FRANKFORT, Ky. — Addressing the state’s housing gap continues to be at the forefront of some Kentucky state lawmakers’ minds during the interim.


What You Need To Know

  • Kentucky is currently short 206,207 units between rental and for sale homes

  • Housing stakeholders believe the state should offer zoning incentives, state housing tax credits or state funding for housing infrastructure and development  

  • The biggest factor contributing to the housing shortage is a loss of builders as a result of the 2008 session 

  • In the last year 65 housing supply bills were enacted across 20 states 

The Kentucky Housing Task Force met for the second to last time this interim and heard solutions to helping aid the housing problem in Kentucky. Currently, Kentucky is short 206,207 units between rental and for sale homes. The gap is projected to push to 287,120 units by 2029.

Those numbers are according to deputy executive director of the Kentucky Housing Corporation, Wendy Smith.
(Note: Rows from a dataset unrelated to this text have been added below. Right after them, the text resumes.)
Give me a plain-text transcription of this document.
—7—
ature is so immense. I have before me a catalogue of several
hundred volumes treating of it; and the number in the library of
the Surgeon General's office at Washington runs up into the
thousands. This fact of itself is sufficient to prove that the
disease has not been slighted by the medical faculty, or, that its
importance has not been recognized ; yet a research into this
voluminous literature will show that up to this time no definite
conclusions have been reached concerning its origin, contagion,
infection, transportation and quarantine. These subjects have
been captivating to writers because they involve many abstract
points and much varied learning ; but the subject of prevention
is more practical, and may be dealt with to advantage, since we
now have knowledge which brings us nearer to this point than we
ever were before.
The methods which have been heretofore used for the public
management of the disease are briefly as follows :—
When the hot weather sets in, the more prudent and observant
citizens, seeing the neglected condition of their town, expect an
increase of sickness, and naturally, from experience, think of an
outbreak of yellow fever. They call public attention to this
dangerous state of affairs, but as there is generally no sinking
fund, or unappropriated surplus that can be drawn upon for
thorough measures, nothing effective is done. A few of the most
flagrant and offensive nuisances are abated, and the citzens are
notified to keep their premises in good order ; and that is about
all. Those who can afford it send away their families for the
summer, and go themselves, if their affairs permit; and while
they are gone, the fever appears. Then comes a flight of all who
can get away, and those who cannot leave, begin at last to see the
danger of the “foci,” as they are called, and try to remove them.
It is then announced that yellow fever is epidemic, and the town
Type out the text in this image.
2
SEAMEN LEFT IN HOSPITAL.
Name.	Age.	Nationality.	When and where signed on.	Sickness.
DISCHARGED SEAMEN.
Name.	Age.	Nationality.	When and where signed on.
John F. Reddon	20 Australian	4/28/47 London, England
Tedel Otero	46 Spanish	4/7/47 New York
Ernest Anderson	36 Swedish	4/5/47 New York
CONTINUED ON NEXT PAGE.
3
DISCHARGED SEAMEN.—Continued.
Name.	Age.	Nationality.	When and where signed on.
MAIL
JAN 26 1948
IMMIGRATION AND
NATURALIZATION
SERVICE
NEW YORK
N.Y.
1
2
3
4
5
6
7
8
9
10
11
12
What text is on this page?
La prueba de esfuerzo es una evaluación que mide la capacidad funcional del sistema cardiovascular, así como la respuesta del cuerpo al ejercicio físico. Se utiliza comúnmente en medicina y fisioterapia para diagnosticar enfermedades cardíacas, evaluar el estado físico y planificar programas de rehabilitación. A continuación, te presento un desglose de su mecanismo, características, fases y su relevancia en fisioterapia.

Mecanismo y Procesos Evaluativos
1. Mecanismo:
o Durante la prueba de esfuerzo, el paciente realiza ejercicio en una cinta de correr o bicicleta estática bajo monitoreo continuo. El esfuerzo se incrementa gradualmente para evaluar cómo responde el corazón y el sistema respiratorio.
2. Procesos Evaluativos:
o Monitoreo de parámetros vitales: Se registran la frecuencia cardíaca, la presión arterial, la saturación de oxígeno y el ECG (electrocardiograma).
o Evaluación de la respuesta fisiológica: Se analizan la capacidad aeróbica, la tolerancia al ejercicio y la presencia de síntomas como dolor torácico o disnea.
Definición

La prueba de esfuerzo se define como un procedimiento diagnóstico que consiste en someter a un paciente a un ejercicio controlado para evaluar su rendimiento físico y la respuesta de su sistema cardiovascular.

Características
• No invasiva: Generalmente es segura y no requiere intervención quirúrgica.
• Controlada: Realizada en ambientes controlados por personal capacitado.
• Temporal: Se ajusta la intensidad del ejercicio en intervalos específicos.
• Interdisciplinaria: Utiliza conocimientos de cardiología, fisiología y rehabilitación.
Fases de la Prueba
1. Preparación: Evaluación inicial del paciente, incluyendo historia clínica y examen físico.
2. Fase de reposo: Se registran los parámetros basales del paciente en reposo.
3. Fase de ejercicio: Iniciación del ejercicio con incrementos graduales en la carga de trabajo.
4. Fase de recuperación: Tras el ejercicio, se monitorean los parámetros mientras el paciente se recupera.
Smith presented the corporation’s supply gap analysis Monday.

“It’s not just our urbanizing counties, and it’s not just our rural or urban, it is really spread across the commonwealth,” Smith said.

Smith said the state should consider zoning incentives, state housing tax credits or state funding for housing infrastructure and development to supplement federal funds. Indiana and Ohio among other states have similar programs.

“It slows us down and we can’t be nearly as nimble in designing our programs as we could be if it was state dollars,” Smith said.

Smith said many factors are contributing to a housing shortage, but the biggest is a loss of homebuilders after the 2008 recession.

“We have never in any year rebuilt, even the average we used to build before the ‘08 recession,” Smith said.

Developers of affordable housing said lack of land, rising construction costs and access to funds are affecting their ability. They also asked lawmakers to consider implementing tax credits and raising the funding to the affordable and rural housing trust funds. Heath Duncan, executive director of Habitat for Humanity Pennyrile Region said those funds have not been funded in recent years to account for inflation.

“Pre-COVID, we could build a Habitat house for $80-90k. Today, that same house with the same materials costs $130,000,” Duncan said.

Darryl Neher, CEO of Lexington Habitat for Humanity said state funds helped support the purchase and eventual transformation of a former Transylvania University baseball field into an affordable housing complex.

George Eklund, director of education and advocacy of Coalition for the Homeless, said homelessness is a housing issue. He said it affect those with the least amount of resources; seniors or anyone on fixed income, veterans and young people.

“We are looking at the need out-passing our capacity to meet the demand that we have, we housed 1,600 people in Louisville last year, we also saw 4,500 people enter homelessness for the first time so this is a growing problem that we are trying to navigate every day,” Eklund said.

In the last year, 65 housing supply bills were enacted across 20 states according to the KHC study.

The last housing task force meeting for the interim will be Nov. 12.